Patient suicide, attempted suicide, or self-harm are considered ‘never events.’ This article describes the development and implementation of a safety protocol for emergency department (ED) patients at risk for self-harm, including the creation of safe bathrooms and increasing the number of trained observers in the ED. Implementation of the protocol was correlated with lower rates of self-harm.  
Pelaccia T, Messman AM, Kline JA. Patient Edu Couns. 2020;103:1650-1656.
The hectic and complex environment of emergency care can reduce diagnostic safety. This article discusses clinical reasoning and decision-making strategies used by emergency medicine physicians, contributing factors to diagnostic errors occurring in emergency medicine (e.g., overconfidence, cognitive stress, anchoring bias), and strategies to reduce the risk of error. A previous WebM&M commentary discussed an incident involving diagnostic delay in the emergency department.
Lau VI, Priestap FA, Lam JNH, et al. J Intensive Care Med. 2020;35:1067-1073.
Many factors can contribute to early, unplanned readmissions among critical care patients. In this prospective cohort study, adult patients who were discharged directly home after an ICU admission were followed for 8 weeks post-discharge to explore the predictors of adverse events and unplanned return visits to a health care facility. Among 129 patients, there were 39 unplanned return visits. Researchers identified eight predictors of unplanned return visits including prior substance abuse, hepatitis, discharge diagnosis of sepsis, ICU length of stay exceeding 2 days, nursing workload, and leaving against medical advice.  

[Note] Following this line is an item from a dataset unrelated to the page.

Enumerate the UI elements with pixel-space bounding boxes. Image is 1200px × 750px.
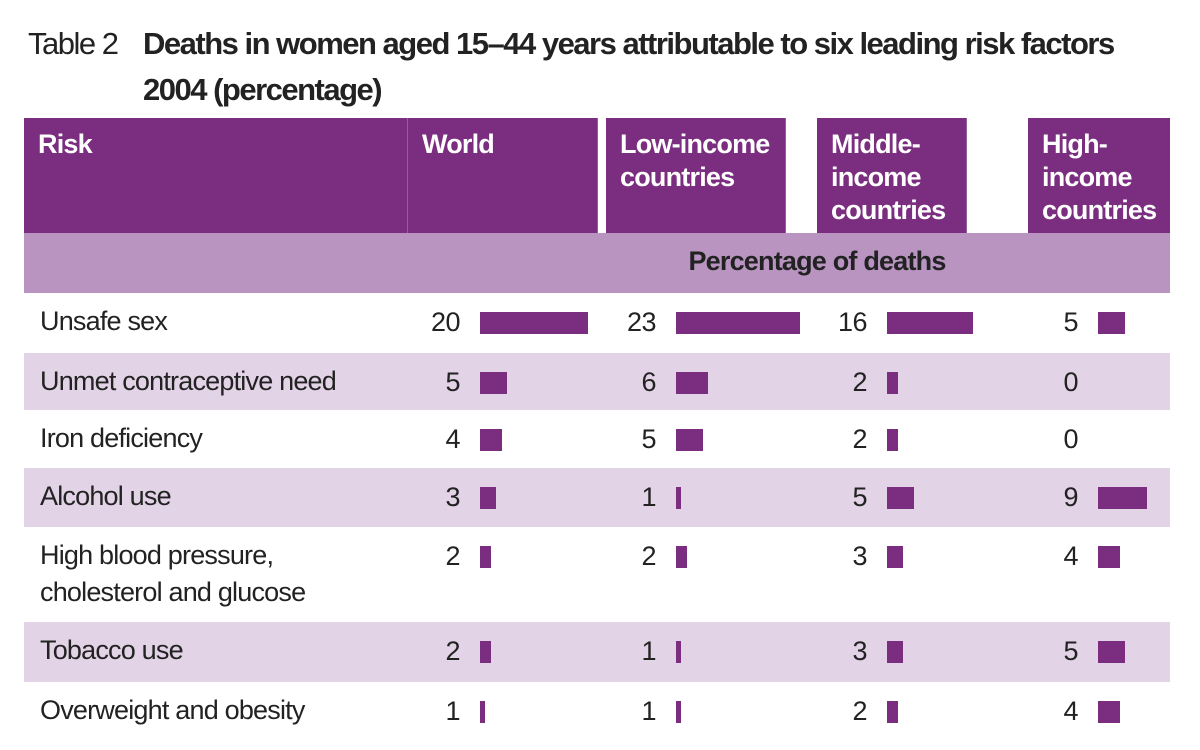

Vanneman MW, Balakrishna A, Lang AL, et al. Anesth Analg. 2020;131:1217-1227.
Transfusion errors due to patient misidentification can have serious consequences. This article describes the implementation of an automated, electronic barcode scanner system to improve pretransfusion verification and documentation. Over two years, the system improved documentation compliance and averted transfusion of mismatched blood products in 20 patients.  
Fortman E, Hettinger AZ, Howe JL, et al. J Am Med Info Assoc. 2020;27:924-928.
Physicians from different health systems using two computerized provider order entry (CPOE) systems participated in simulated patient scenarios using eye movement recordings to determine whether the physician looked at patient-identifying information when placing orders. The rate of patient identification overall was 62%, but the rate varied by CPOE system. An expert panel identified three potential reasons for this variation – visual clutter and information density, the number of charts open at any given time, and the importance placed on patient identification verification by institutions.